Absolutely this. I can speak from personal experience. 1 chronic illness that you swear will never stop you or impact your life until you realise it's at the point where you can't work - this destroys you and takes a lot of readjustment and acceptance and leaves your confidence in pieces for all areas of your life. Then redundancy which is a further blow to your confidence. She has been in that job for a long time so again may have less confidence going into a new situation. Then a recent 2nd diagnosis which she has to get her head around and sort out the right treatment. Plus the pandemic and a bereavement. She needs time to focus on herself and her treatment and any pressure that can be taken off her re work the better. She needs to build her confidence back up with the little every day things like getting up, showering, housework, looking after the kids. This is the first step.
DumplingsAndStew · 17/10/2020 09:03

[quote FenellaVelour]www.mumsnet.com/Talk/am_i_being_unreasonable/4042210-To-be-concerned-about-employee[/quote]
Well spotted.

This OP won't be back. I hope enough people have read these other posts to be careful now if/when they return under a different name to continue with whatever game they are up to.

Treatedlikeamaid · 17/10/2020 10:01

Am with you JK, very very sound advice x
Well done dumpling and co. Am extremely fed up with idiots abusing mns trust.
OP if you are reading this, as I’m sure you are, It would be very much appreciated if you could explain what your purpose is. I’m sure people will help If you are straight. there is no need to Abuse and disrespect all the incredibly Genuine, supportive and helpful people on here. What are you looking for really?

Cam2020 · 17/10/2020 10:06

Perhaps she doesn't feel physically or emotionally able at the moment. No idea what her health problems are, but maybe she's struggling to come to terms with this second diagnosis, or maybe just getting through every day is a struggle right now?

londonscalling · 17/10/2020 11:13

She obviously suspected that she wouldn't get the job due to her illness, so didn't see the point of filling in the forms in the first place. Also, she may not have wanted the rejection!

OhCaptain · 17/10/2020 13:38

Guys OP won’t be back.

She keeps posting threads about various (fictitious) friends and relatives with chronic illnesses.

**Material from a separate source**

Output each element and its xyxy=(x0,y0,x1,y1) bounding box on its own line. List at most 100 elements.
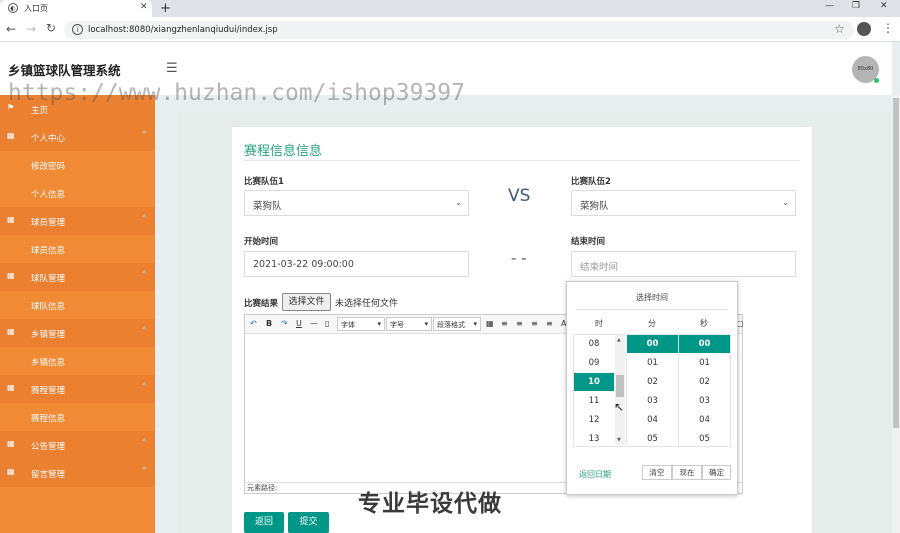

Twistered · 17/10/2020 20:30

OP why have posted so many threads each with a different version of this?
What is it you are after?
If you are playing us all for fools .... Why would you do that over the last few weeks?

Livelovebehappy · 17/10/2020 20:55

It’s a nice thought that a company with a lots of applicants might pick out the one who might cause them the most problems, so that they can accommodate their health issues, but the reality is that most companies will look and see who is going to cause the least problems, do their job, and not have lots of time of sick. Atm, companies are struggling just to keep afloat - why would they invite more difficulties for themselves??

Pasithea · 17/10/2020 21:00

You really haven’t got a clue about chronic illness and or disability.

Wind your neck in.

Treatedlikeamaid · 18/10/2020 04:38

Yes, very odd to suddenly add in that ‘oh a colleague died as well’.